Texto de Katya Delimbeuf
Há
ainda quem seja do tempo em que o Liceu Francês era a École Française,
ali no Pátio do Tijolo, ao Rato, onde ocupava os sumptuosos aposentos
do Palácio Braamcamp. Depois, em 1952, instalou-se de armas e bagagens
na Av. Duarte Pacheco, num tempo em que ainda não havia centro
comercial das Amoreiras, e ali ergueu o complexo rosa velho. A maioria
dos ex-alunos não esquece o porteiro, o sr. Figueiredo, as correrias no
recreio e pelo pátio, as escapadelas ao anexo para dar os primeiros
bafos nos primeiros cigarros ou os primeiros beijos nas primeiras
namoradas. As bolas da «miss» - uma verdadeira instituição. E o
ensino, que era diferente.
Ter
andado no Liceu Francês antes ou depois do 25 de Abril de 1974 não
tem, hoje em dia, o mesmo significado. No tempo da ditadura, o ensino do
regime, cerceado a vários níveis, estava a anos-luz da educação
internacional que o Charles Lepierre - então dividido entre secção
portuguesa, francesa e franco-portuguesa - tinha a oferecer. A cultura
francesa gozava de influência considerável, e estava associada ao espírito
aberto e democrata do Aliado que saíra vencedor da Segunda Guerra
Mundial.
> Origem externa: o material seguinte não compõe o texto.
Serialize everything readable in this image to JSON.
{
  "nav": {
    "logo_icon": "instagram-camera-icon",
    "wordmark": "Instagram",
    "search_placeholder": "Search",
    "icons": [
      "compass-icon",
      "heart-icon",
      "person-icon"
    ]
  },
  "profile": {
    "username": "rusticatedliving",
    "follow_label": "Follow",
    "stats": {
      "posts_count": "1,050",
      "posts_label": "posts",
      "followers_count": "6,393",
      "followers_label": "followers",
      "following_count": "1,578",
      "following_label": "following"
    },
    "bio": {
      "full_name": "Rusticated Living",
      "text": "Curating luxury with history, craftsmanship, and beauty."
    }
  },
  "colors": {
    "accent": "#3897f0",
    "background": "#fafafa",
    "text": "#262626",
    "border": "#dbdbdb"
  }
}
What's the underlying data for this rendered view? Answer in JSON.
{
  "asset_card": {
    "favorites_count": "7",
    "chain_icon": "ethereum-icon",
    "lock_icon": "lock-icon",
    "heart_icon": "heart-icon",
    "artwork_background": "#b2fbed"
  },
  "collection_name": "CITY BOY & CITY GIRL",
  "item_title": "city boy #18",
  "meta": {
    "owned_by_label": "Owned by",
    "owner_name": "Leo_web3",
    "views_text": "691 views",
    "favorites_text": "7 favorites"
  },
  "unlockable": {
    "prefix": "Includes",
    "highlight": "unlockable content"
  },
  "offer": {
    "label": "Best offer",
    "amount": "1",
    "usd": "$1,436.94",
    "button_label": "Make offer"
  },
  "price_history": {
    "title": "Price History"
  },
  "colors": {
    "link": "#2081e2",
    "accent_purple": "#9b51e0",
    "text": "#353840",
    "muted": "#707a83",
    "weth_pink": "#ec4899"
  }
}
Foi por estas razões que, ainda Eduardo Ferro Rodrigues não
tinha quatro anos e já os seus pais o tinham inscrito naquela que
consideravam ser a escola mais progressista da altura. «O Liceu era
uma ilha democrática num país de ditadura», lembra o actual
secretário-geral do PS.
Andou na secção
francesa até à 4ª classe - de tal forma que, «nessa altura,
pensava em francês», recorda. Das memórias do liceu guarda
sobretudo «a exigência, o rigor, a competitividade». Não era
sem sacrifício que os pais o tinham - a ele e ao irmão Paulo, seis
anos mais novo - no Liceu Francês. E por isso, Ferro lembra-se de muito
cedo ter aprendido a lutar para se manter no posto: os prémios de excelência,
alguns bastante sofridos, eram o compromisso que lhe garantia a isenção
de propinas - à semelhança do sistema das bolsas de mérito. «Fui
sempre bom aluno, mas também fui sempre instado a sê-lo». Aliás,
admite que não pôs os filhos no Liceu «porque era muito caro».
Na memória
ficam-lhe também os amigos - muitos dos quais mantém até hoje: Luís
Neto, João Amorim, Augusto Mateus, João Soares, com quem partilhava a
carrinha do colégio («a número oito»), Alberto Arons de Carvalho,
com quem disputava campeonatos de matraquilhos nas festas de anos.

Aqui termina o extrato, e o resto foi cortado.